Had a guy around here that hauled pulp with a pickup, about ten ton to the load.

Talked to him one time , he was cussin the dodge's transmission.

Talked to him again, cussin the ford's.

next was chevy.

I haul 1500 to 2000 ft on a f600 ford, thta's a plenty.

Find a log weight calculator, Timber buyers network, and figure the weight of species you are likely to haul. Personally I would think thta's too much weight. Course that's just my opinion, good luck.
Bill

Offline TreeSpyder

  • member
  • *
  • Posts: 38
Re: question about loading logs onto the trailer
« Reply #19 on: March 07, 2005, 08:06:51 pm »
i'm not sure about the setup question.

But, the parbuckle rolls the spar, it can 'walk' up a ramp, not be dragged.  It can also walk over the ramping of the 1st layer.  Can even, walk up side of trailer, not a linear lift, but a rolling one.  So the weight traps spar against side of trailer, and parbuckle 2:1's the spar, but rolls it up side of trailer (when no ramps); different than 2:1 dragging up.  Not wanting to tell anyone anything to get them hurt; but we have carefully taken a 2x4 and leveraged the spar over lip of trailer helping parbuclke at it's most difficult point.

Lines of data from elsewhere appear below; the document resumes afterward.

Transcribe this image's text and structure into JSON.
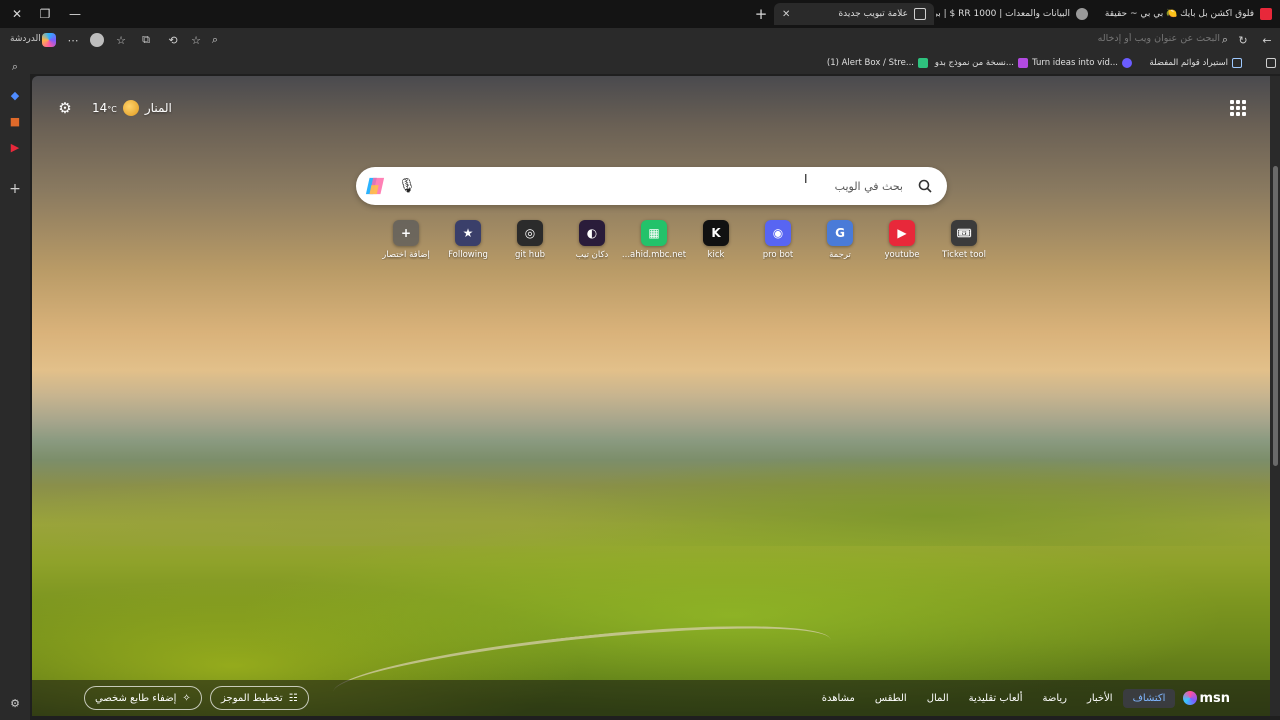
{
  "window": {
    "tabs": [
      {
        "title": "فلوق اكشن بل بايك 🍋 بي بي ~ حقيقة",
        "active": false,
        "color": "#e8283a"
      },
      {
        "title": "البيانات والمعدات | RR 1000 $ | بي",
        "active": false,
        "color": "#9a9a9a"
      },
      {
        "title": "علامة تبويب جديدة",
        "active": true,
        "color": "#cfcfcf"
      }
    ],
    "new_tab_icon": "plus-icon"
  },
  "addressbar": {
    "placeholder": "البحث عن عنوان ويب أو إدخاله",
    "copilot_label": "الدردشة"
  },
  "bookmarks": [
    {
      "label": "استيراد قوائم المفضلة",
      "color": "#9ec9ff"
    },
    {
      "label": "Turn ideas into vid...",
      "color": "#6b5cff"
    },
    {
      "label": "نسخة من نموذج بدو...",
      "color": "#b24ae0"
    },
    {
      "label": "(1) Alert Box / Stre...",
      "color": "#2ec27e"
    }
  ],
  "sidebar": {
    "items": [
      "search-icon",
      "tag-icon",
      "toolbox-icon",
      "youtube-icon",
      "plus-icon"
    ]
  },
  "weather": {
    "location": "المنار",
    "temp": "14",
    "unit": "°C"
  },
  "search": {
    "placeholder": "بحث في الويب"
  },
  "shortcuts": [
    {
      "label": "Ticket tool",
      "icon": "ticket-icon",
      "color": "#3b3b3b",
      "glyph": "🎟"
    },
    {
      "label": "youtube",
      "icon": "youtube-icon",
      "color": "#e8283a",
      "glyph": "▶"
    },
    {
      "label": "ترجمة",
      "icon": "translate-icon",
      "color": "#4a7bd8",
      "glyph": "G"
    },
    {
      "label": "pro bot",
      "icon": "discord-icon",
      "color": "#5865f2",
      "glyph": "◉"
    },
    {
      "label": "kick",
      "icon": "kick-icon",
      "color": "#111111",
      "glyph": "K"
    },
    {
      "label": "...ahid.mbc.net",
      "icon": "shahid-icon",
      "color": "#23c26a",
      "glyph": "▦"
    },
    {
      "label": "دكان تيب",
      "icon": "store-icon",
      "color": "#2a1c3a",
      "glyph": "◐"
    },
    {
      "label": "git hub",
      "icon": "github-icon",
      "color": "#2b2b2b",
      "glyph": "◎"
    },
    {
      "label": "Following",
      "icon": "star-icon",
      "color": "#3a3f6a",
      "glyph": "★"
    },
    {
      "label": "إضافة اختصار",
      "icon": "add-shortcut-icon",
      "color": "rgba(90,90,90,0.75)",
      "glyph": "+"
    }
  ],
  "bottombar": {
    "brand": "msn",
    "nav": [
      "اكتشاف",
      "الأخبار",
      "رياضة",
      "ألعاب تقليدية",
      "المال",
      "الطقس",
      "مشاهدة"
    ],
    "active_nav": "اكتشاف",
    "briefing_label": "تخطيط الموجز",
    "personalize_label": "إضفاء طابع شخصي"
  }
}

But, in stacking tiers, if you are using the same line, and it gets trapped on 1st tier (probably will); you can either reverse sides you pull spars from (line zig zags between layers)or lock the line off from the start side again(still zig/zags but not between layers), and continue. 
  Sorry for the interuption; we now return you the normal image on your mental tv; with regular programming already in progress.